In questi anni di crisi economica è molto importante per i risparmiatori sapere che i loro soldi sono ancora al sicuro e in buoni mai. L’italiano è da sempre colui che più di ogni altro nel mondo tende ad investire nel cosiddetto “mattone”, ma anche la liquidità depositata in banca è una somma considerevole dei risparmi egli italiani.

Le banche godono da sempre della fiducia degli italiani che decidono di depositare i loro risparmi e di investirli. Investire in titoli di stato, una volta, era una prassi molto comune per chiunque avesse denaro a disposizione da investire. L’investimento in azioni statali era visto come qualcosa di assolutamente sicuro e irrinunciabile. L’italiano non ha mai pensato che potesse esserci qualcosa di più sicuro di un titolo statale e, di conseguenza, ha messo a disposizione delle banche moltissima liquidità.

Con l’andare del tempo però, la crisi finanziaria e i vari crolli delle banche con relative perdite degli investimenti, ha creato una situazione di disagio e sfiducia mai vissuta prima.
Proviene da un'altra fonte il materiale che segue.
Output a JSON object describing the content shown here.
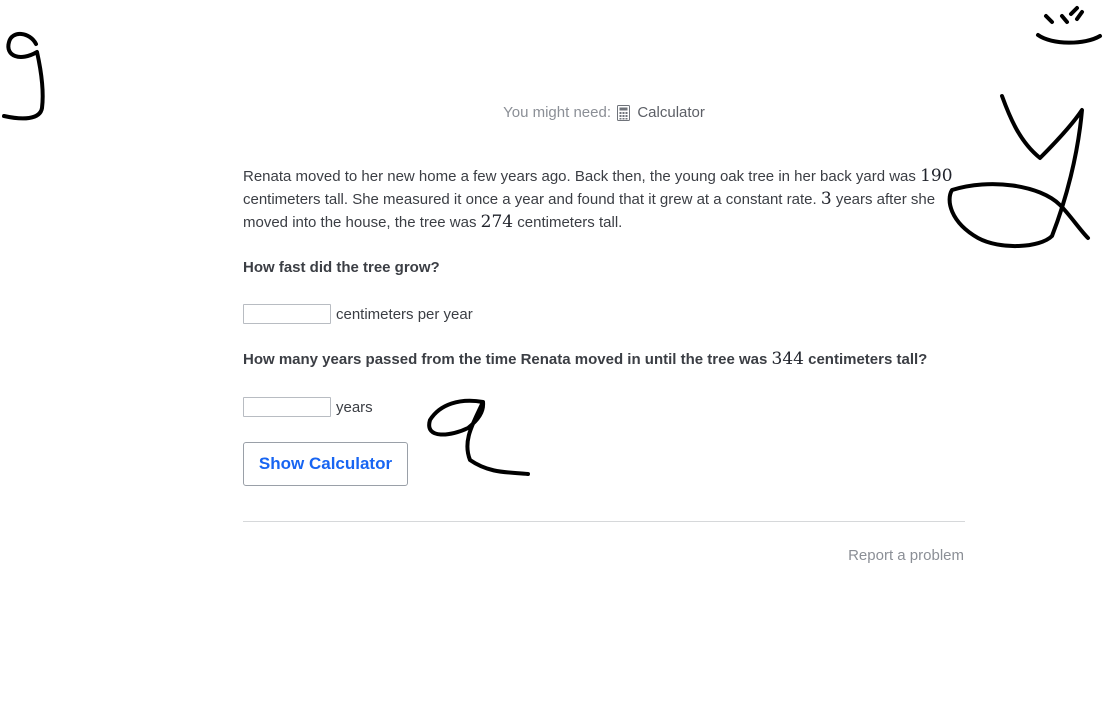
{
  "header": {
    "might_need_label": "You might need:",
    "tool_icon": "calculator-icon",
    "tool_name": "Calculator"
  },
  "problem": {
    "text_part1": "Renata moved to her new home a few years ago. Back then, the young oak tree in her back yard was ",
    "initial_height": "190",
    "text_part2": " centimeters tall. She measured it once a year and found that it grew at a constant rate. ",
    "years_later": "3",
    "text_part3": " years after she moved into the house, the tree was ",
    "later_height": "274",
    "text_part4": " centimeters tall."
  },
  "question1": {
    "prompt": "How fast did the tree grow?",
    "answer_value": "",
    "unit": "centimeters per year"
  },
  "question2": {
    "prompt_part1": "How many years passed from the time Renata moved in until the tree was ",
    "target_height": "344",
    "prompt_part2": " centimeters tall?",
    "answer_value": "",
    "unit": "years"
  },
  "buttons": {
    "show_calculator_label": "Show Calculator"
  },
  "footer": {
    "report_label": "Report a problem"
  },
  "colors": {
    "accent": "#1865f2",
    "muted_text": "#8b8f96",
    "body_text": "#3b3e44",
    "ink": "#000000"
  }
}
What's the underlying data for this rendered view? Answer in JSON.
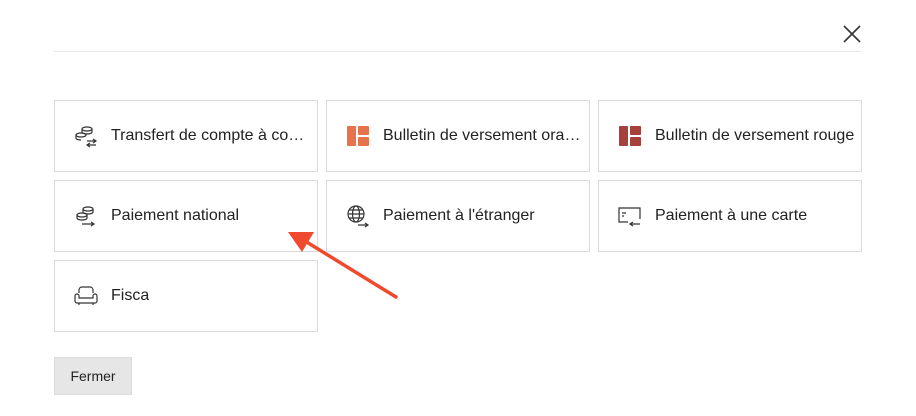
{
  "dialog": {
    "close_icon": "close-icon",
    "tiles": [
      {
        "label": "Transfert de compte à compte",
        "icon": "coins-transfer-icon"
      },
      {
        "label": "Bulletin de versement orange",
        "icon": "layout-orange-icon",
        "accent": "#e8734a"
      },
      {
        "label": "Bulletin de versement rouge",
        "icon": "layout-red-icon",
        "accent": "#a5413a"
      },
      {
        "label": "Paiement national",
        "icon": "coins-arrow-icon"
      },
      {
        "label": "Paiement à l'étranger",
        "icon": "globe-arrow-icon"
      },
      {
        "label": "Paiement à une carte",
        "icon": "card-arrow-icon"
      },
      {
        "label": "Fisca",
        "icon": "armchair-icon"
      }
    ],
    "close_button_label": "Fermer"
  },
  "annotation": {
    "color": "#f04a2e",
    "target": "Paiement national"
  }
}
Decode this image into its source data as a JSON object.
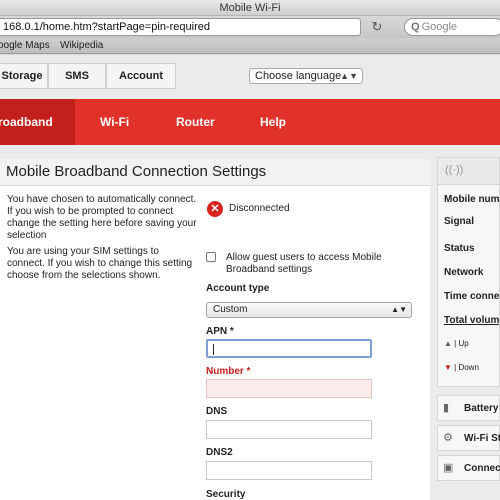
{
  "browser": {
    "window_title": "Mobile Wi-Fi",
    "url": "168.0.1/home.htm?startPage=pin-required",
    "search_placeholder": "Google",
    "bookmarks": [
      "oogle Maps",
      "Wikipedia"
    ]
  },
  "top_tabs": [
    "Storage",
    "SMS",
    "Account"
  ],
  "language_select": "Choose language",
  "nav": {
    "items": [
      "roadband",
      "Wi-Fi",
      "Router",
      "Help"
    ],
    "active": "roadband"
  },
  "main": {
    "title": "Mobile Broadband Connection Settings",
    "desc_1": "You have chosen to automatically connect. If you wish to be prompted to connect change the setting here before saving your selection",
    "desc_2": "You are using your SIM settings to connect. If you wish to change this setting choose from the selections shown.",
    "status": "Disconnected",
    "guest_label": "Allow guest users to access Mobile Broadband settings",
    "account_type_label": "Account type",
    "account_type_value": "Custom",
    "apn_label": "APN *",
    "number_label": "Number *",
    "dns_label": "DNS",
    "dns2_label": "DNS2",
    "security_label": "Security"
  },
  "side": {
    "rows": [
      "Mobile numb",
      "Signal",
      "Status",
      "Network",
      "Time connec",
      "Total volume"
    ],
    "up_label": "Up",
    "down_label": "Down",
    "boxes": [
      "Battery",
      "Wi-Fi Sta",
      "Connect"
    ]
  },
  "colors": {
    "brand_red": "#e0312a",
    "active_red": "#c4201b",
    "error_red": "#d9231d"
  }
}
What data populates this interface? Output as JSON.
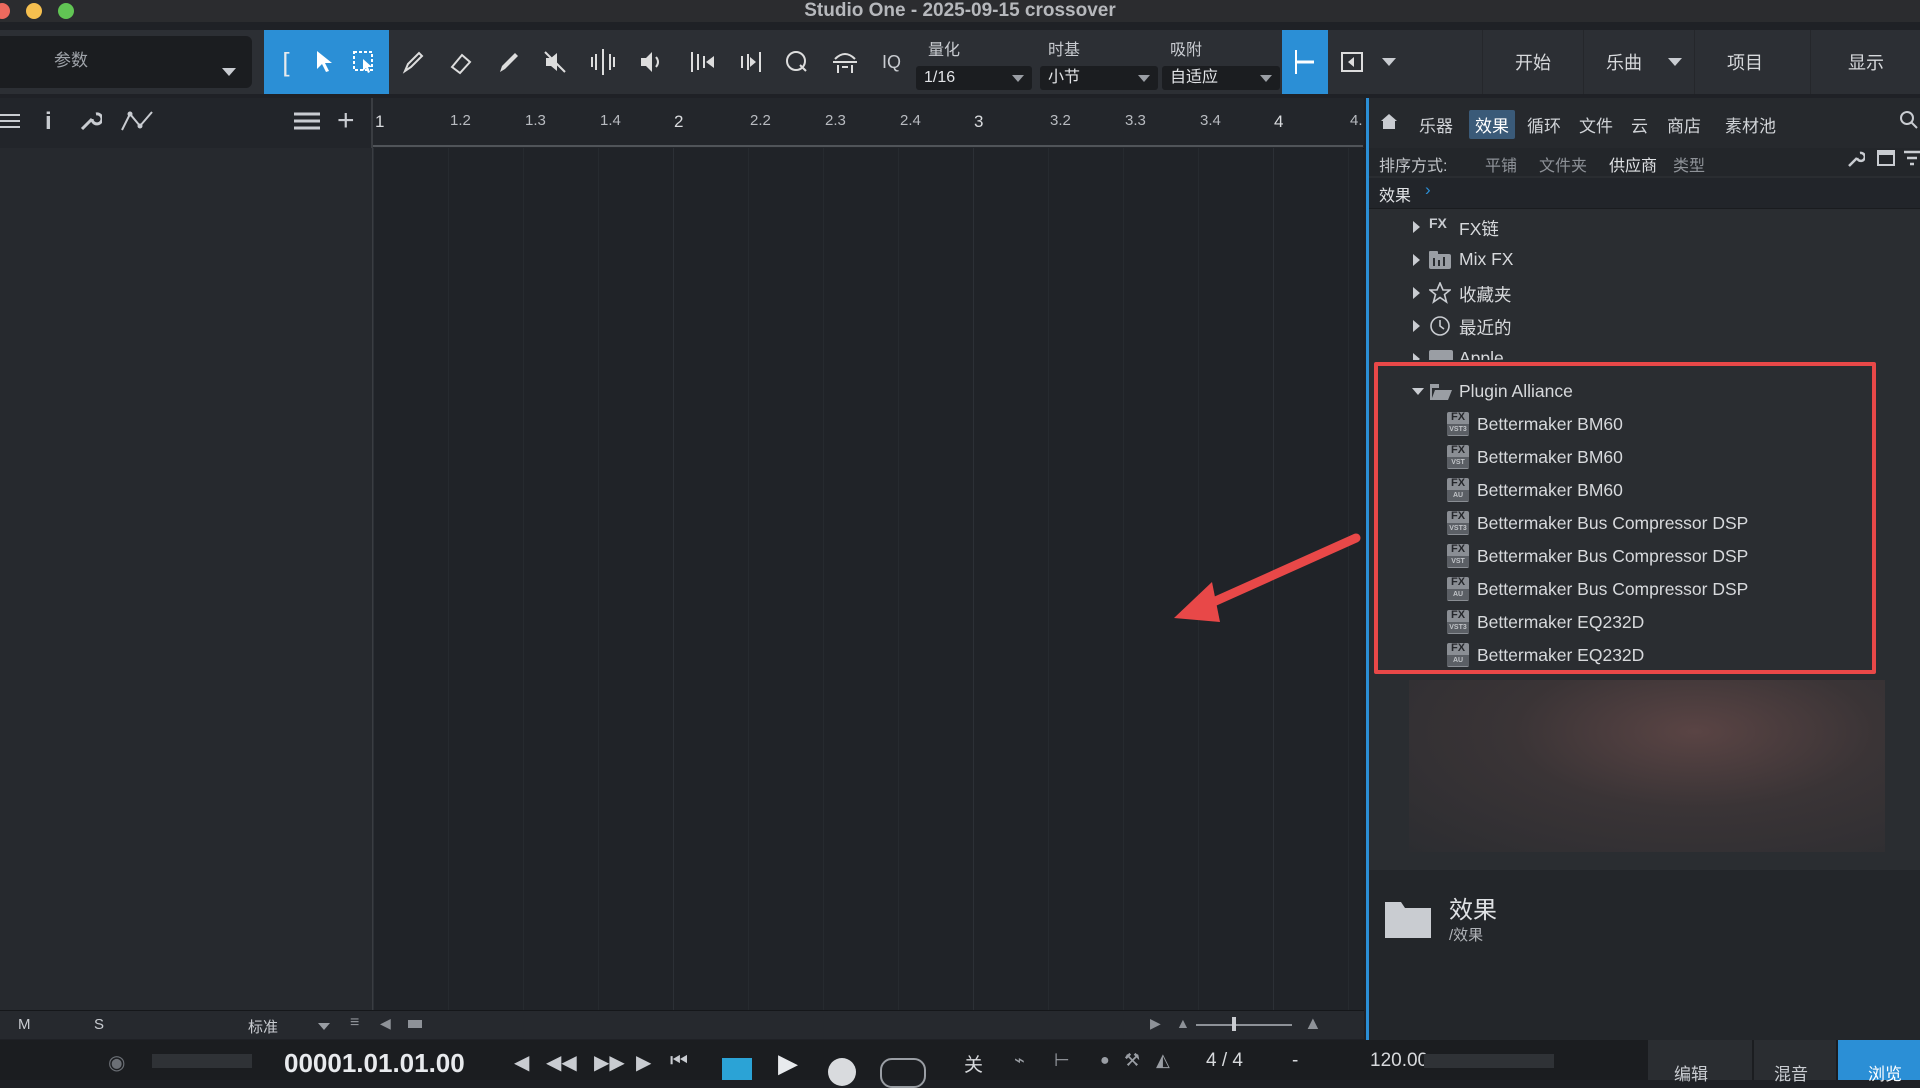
{
  "window": {
    "title": "Studio One - 2025-09-15 crossover"
  },
  "toolbar": {
    "param_label": "参数",
    "quantize_label": "量化",
    "quantize_value": "1/16",
    "timebase_label": "时基",
    "timebase_value": "小节",
    "snap_label": "吸附",
    "snap_value": "自适应",
    "iq_label": "IQ",
    "nav": [
      "开始",
      "乐曲",
      "项目",
      "显示"
    ]
  },
  "ruler": {
    "labels": [
      "1",
      "1.2",
      "1.3",
      "1.4",
      "2",
      "2.2",
      "2.3",
      "2.4",
      "3",
      "3.2",
      "3.3",
      "3.4",
      "4",
      "4."
    ]
  },
  "browser": {
    "tabs": [
      "乐器",
      "效果",
      "循环",
      "文件",
      "云",
      "商店",
      "素材池"
    ],
    "active_tab": "效果",
    "sort_label": "排序方式:",
    "sort_options": [
      "平铺",
      "文件夹",
      "供应商",
      "类型"
    ],
    "sort_selected": "供应商",
    "breadcrumb": "效果",
    "tree": [
      {
        "label": "FX链",
        "icon": "fx-chain-icon"
      },
      {
        "label": "Mix FX",
        "icon": "mixfx-icon"
      },
      {
        "label": "收藏夹",
        "icon": "star-icon"
      },
      {
        "label": "最近的",
        "icon": "clock-icon"
      },
      {
        "label": "Apple",
        "icon": "folder-icon"
      },
      {
        "label": "Plugin Alliance",
        "icon": "folder-open-icon"
      }
    ],
    "plugins": [
      {
        "label": "Bettermaker BM60",
        "format": "VST3"
      },
      {
        "label": "Bettermaker BM60",
        "format": "VST"
      },
      {
        "label": "Bettermaker BM60",
        "format": "AU"
      },
      {
        "label": "Bettermaker Bus Compressor DSP",
        "format": "VST3"
      },
      {
        "label": "Bettermaker Bus Compressor DSP",
        "format": "VST"
      },
      {
        "label": "Bettermaker Bus Compressor DSP",
        "format": "AU"
      },
      {
        "label": "Bettermaker EQ232D",
        "format": "VST3"
      },
      {
        "label": "Bettermaker EQ232D",
        "format": "AU"
      }
    ],
    "info_title": "效果",
    "info_path": "/效果"
  },
  "bottombar": {
    "m": "M",
    "s": "S",
    "mode": "标准"
  },
  "transport": {
    "time": "00001.01.01.00",
    "off_label": "关",
    "signature": "4 / 4",
    "dash": "-",
    "tempo": "120.00",
    "right_tabs": [
      "编辑",
      "混音",
      "浏览"
    ]
  },
  "colors": {
    "accent": "#2b8fd6",
    "highlight": "#e84848"
  }
}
L’italiano si è trovato completamente sfiduciato nei confronti della propria banca, al punto, talvolta di ritirare quasi tutto il denaro per investirlo.

Moltissime assicurazioni hanno giovato di questa situazione e sono andate in qualche modo a raccogliere quel piccolo tesoretto che gli italiani prima custodivano gelosamente sui loro conti correnti.

Nonostante la fiducia sia molto calata, depositare il proprio patrimonio sui conti correnti è sempre e comunque qualcosa che gli italiani fanno, solo con più attenzione rispetto a prima. Se prima la banca da scegliere era qualcosa di importante ma tutte potevano offrire qualcosa di buono, oggi, è più difficile avere fiducia e trovare davvero quello che fa al caso nostro.

Per questo motivo, l’italiano, si trova talvolta in difficoltà quando deve decidere quale sia la banca migliore per lui e chiede consiglio.

 

Come scegliere la banca

Quello che l’investitore cerca è innanzitutto la trasparenza. L’idea che le banche “freghino” gli investitori è purtroppo un’opinione comune e diffusa. L’idea che chi custodisce il nostro denaro voglia in qualche modo sottrarcelo è insita nell’uomo. Fortunatamente, però, non è così. Le banche sono di certo un’istituzione che investe e, talvolta specula, ma anche un’istituzione indispensabile per prestiti e operazioni varie.

Le banche italiane in generale non si trovano in una buona situazione finanziaria e, di conseguenza, stilare una classifica è decisamente difficile. Molto dipende dalle necessità del cliente e da cosa decide di fare con il proprio denaro. Solitamente, le banche ritenute più sicure, sono quelle che non propongono tassi di interesse molto elevati ma che hanno una concretezza tale da dare molta sicurezza.

Se la nostra intenzione è quella di depositare del denaro per molto tempo, conviene scegliere una banca in grado di darci meno interessi ma più sicurezza.

Nel caso in cui, invece, l’investimento che vogliamo fare è decisamente più semplice e ”veloce” allora si potrà scegliere una banca che abbia tassi di interesse più elevati, in modo da far fruttare al meglio il proprio patrimonio.

La scelta della banca è dipendente da ciò che il proprietario del conto decide di fare. A seconda di come si vogliono organizzare le risorse, si deciderà cosa fare.